Throughout his life, Baruch had embraced the importance of the local communities and social inclusion initiatives. He led many initiatives to renaming streets and public spaces after local heroes. In the Afrikaanderwijk neighbourhood of Rotterdam, He initiated renaming streets after Afrikaners from the Boer Wars to more current and diverse politicians. He also informally named a sports park there after the local Hip-Hop artist Helderheid. In 2021 the Rotterdam Municipality formalised this and officially named the park Helderheidplein.

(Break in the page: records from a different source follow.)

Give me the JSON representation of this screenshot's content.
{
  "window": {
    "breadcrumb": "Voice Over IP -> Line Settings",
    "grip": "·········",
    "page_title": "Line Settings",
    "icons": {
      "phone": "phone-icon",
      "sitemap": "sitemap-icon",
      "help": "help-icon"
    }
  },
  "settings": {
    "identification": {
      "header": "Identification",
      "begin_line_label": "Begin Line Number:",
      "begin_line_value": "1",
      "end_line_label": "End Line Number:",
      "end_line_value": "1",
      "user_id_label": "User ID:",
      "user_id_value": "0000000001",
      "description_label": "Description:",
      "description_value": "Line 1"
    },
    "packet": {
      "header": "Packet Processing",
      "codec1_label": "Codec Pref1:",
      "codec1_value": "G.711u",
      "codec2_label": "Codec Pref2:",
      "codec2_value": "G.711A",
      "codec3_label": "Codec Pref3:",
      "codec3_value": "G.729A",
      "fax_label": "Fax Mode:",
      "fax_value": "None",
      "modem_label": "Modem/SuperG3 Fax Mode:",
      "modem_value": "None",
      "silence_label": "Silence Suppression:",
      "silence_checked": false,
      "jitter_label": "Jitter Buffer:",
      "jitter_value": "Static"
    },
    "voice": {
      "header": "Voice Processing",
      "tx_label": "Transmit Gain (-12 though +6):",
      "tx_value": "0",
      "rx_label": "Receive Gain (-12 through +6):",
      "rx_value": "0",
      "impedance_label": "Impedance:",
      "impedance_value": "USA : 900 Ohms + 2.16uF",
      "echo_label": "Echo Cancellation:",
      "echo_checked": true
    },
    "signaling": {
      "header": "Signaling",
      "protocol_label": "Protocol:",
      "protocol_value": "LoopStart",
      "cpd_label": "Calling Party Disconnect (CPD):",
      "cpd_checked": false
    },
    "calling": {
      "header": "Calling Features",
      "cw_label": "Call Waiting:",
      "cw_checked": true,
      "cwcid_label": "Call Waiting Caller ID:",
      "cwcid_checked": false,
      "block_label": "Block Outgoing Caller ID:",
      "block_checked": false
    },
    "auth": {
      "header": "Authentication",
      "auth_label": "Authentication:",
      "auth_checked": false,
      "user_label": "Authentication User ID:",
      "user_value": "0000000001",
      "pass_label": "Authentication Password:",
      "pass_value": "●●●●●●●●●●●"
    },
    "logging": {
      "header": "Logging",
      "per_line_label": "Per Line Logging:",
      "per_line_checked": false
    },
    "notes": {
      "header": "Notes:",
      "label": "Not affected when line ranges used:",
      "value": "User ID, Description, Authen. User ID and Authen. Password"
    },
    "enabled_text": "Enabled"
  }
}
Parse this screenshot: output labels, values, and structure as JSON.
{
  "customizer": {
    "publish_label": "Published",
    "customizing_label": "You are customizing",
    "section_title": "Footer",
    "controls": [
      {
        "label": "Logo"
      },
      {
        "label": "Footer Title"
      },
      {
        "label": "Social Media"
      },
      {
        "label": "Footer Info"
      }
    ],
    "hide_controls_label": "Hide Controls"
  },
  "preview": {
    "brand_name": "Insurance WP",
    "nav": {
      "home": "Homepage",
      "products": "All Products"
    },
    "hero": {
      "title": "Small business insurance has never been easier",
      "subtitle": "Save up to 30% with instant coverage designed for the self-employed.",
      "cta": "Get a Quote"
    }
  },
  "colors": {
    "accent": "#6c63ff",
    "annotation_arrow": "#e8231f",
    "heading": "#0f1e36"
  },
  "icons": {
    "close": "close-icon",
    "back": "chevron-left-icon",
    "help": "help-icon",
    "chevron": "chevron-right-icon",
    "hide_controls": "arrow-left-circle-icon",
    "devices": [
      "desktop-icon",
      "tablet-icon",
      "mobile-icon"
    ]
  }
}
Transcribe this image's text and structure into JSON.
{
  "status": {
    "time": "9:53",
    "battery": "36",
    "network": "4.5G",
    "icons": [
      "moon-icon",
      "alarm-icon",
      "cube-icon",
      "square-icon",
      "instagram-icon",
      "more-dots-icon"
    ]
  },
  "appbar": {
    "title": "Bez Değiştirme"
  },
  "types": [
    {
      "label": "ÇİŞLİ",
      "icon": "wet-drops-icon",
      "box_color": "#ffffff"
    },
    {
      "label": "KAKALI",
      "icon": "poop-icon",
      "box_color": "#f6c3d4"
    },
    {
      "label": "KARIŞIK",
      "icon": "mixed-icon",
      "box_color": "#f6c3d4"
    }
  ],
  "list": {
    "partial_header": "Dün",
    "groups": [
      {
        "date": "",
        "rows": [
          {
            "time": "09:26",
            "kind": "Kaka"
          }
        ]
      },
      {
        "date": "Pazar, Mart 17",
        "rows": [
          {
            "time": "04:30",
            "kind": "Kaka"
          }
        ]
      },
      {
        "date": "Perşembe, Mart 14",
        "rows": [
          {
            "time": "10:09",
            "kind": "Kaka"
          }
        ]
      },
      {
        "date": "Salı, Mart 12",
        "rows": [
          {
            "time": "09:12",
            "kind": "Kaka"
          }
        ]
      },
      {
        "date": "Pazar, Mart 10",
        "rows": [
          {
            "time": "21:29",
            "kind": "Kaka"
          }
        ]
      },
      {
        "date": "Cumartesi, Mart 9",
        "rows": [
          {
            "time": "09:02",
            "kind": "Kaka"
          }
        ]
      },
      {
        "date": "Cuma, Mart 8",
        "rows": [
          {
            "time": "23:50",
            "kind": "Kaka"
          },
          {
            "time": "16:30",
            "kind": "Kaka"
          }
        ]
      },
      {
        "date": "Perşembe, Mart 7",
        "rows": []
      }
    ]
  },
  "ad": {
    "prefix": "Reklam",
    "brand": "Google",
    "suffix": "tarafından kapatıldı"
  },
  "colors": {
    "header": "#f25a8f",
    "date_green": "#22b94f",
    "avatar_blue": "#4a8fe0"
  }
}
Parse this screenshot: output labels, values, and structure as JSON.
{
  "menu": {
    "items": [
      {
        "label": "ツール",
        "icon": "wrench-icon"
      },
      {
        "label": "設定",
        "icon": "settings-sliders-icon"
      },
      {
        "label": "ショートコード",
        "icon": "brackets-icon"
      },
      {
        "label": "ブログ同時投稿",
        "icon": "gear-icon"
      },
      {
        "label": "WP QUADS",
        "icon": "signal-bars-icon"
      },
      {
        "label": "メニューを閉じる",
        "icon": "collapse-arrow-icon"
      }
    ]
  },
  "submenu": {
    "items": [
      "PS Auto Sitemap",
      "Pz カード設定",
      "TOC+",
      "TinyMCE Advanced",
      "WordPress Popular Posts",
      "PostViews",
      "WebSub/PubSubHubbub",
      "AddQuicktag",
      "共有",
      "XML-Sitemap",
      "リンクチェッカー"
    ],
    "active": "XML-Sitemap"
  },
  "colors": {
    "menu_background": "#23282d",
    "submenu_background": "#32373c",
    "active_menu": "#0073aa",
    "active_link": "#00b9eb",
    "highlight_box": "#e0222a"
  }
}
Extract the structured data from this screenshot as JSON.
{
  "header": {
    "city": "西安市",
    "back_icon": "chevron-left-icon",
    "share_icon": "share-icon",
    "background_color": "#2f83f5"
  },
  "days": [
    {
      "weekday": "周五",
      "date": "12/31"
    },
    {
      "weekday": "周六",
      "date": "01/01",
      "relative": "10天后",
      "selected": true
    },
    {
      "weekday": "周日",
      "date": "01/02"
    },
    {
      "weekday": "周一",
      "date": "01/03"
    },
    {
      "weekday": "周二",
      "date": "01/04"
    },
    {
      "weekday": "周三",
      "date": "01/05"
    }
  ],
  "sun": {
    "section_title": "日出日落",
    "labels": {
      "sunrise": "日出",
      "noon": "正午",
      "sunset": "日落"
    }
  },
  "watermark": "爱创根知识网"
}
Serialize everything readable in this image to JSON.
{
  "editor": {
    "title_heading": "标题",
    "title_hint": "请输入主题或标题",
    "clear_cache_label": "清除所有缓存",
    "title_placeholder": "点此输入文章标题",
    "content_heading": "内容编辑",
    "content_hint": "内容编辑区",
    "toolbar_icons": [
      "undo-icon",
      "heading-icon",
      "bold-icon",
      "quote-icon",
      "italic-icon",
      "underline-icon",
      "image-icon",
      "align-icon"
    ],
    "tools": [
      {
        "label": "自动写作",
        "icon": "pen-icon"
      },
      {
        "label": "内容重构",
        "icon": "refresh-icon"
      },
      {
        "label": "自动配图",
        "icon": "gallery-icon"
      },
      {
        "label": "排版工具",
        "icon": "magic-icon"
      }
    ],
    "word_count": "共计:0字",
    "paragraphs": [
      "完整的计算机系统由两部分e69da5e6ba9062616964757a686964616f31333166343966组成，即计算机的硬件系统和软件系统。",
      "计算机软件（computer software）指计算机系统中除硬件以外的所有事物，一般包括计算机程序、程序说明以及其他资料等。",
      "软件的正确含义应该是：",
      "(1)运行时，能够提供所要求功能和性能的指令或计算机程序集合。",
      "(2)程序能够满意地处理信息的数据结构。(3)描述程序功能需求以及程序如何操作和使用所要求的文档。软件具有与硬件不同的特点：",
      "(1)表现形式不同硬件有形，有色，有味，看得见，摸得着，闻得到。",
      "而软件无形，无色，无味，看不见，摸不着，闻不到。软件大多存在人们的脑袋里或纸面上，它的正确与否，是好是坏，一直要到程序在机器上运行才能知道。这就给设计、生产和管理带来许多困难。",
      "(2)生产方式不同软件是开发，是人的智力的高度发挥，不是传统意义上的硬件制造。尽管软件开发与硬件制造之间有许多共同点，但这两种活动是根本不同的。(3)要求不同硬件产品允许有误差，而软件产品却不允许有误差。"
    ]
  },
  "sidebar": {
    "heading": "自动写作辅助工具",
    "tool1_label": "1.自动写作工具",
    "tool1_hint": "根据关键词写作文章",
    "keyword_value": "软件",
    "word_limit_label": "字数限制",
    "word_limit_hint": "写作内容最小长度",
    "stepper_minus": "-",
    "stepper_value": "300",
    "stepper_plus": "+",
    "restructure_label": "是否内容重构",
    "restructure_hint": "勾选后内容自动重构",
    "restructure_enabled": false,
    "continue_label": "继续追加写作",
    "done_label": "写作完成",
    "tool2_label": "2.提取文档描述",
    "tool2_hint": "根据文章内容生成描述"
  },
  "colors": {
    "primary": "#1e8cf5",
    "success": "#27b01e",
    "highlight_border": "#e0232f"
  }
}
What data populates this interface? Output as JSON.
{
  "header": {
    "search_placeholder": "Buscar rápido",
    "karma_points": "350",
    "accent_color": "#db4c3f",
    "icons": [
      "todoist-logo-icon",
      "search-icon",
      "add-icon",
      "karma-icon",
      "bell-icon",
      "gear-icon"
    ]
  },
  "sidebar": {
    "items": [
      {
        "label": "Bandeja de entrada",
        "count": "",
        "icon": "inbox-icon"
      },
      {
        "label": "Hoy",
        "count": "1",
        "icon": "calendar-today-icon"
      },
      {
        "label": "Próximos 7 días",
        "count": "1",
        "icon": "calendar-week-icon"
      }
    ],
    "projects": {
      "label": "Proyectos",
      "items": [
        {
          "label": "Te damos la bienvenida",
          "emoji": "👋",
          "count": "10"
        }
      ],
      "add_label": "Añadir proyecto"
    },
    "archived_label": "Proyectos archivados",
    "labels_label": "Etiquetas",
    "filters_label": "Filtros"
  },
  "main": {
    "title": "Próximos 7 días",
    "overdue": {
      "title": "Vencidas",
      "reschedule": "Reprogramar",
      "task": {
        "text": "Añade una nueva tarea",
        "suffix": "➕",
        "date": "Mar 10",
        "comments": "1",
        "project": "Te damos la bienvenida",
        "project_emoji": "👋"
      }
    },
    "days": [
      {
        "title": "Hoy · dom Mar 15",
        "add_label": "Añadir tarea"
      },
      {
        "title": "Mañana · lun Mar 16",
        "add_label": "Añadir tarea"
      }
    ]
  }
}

He defended the role of mosques committees in mitigating poverty issues and public safety and helped Muslim groups in Feijenoord to qualify for municipal funds by widening the beneficiary base of their social activities projects. He lobbied for the preservation of Jewish and Muslim ritual slaughter. In 2013 he was one of the PvdA candidates for the party leader at the European elections. In 2025, Baruch resigned from the Labour Party after its merger with GroenLinks and what he described as strong anti-Israel positions within the new party.

In 2021 Baruch held the role of Senior Vice President Public Affairs, Europe to Universal Music Group (UMG). From 2012 to 2021 he was manager Public Affairs at Buma/Stemra, the Dutch collective management society for composers and music publishers. During COVID-19 pandemic, Robbert has led the efforts of the Emergency Fund and the Investment Fund for Dutch composers, lyricists and music publishers.

== Personal life ==
Baruch married and had three children. His oldest daughter, Rebecca Baruch, died in 2024 whilst serving in the Israel Defense Forces and is buried on Mount Herzl.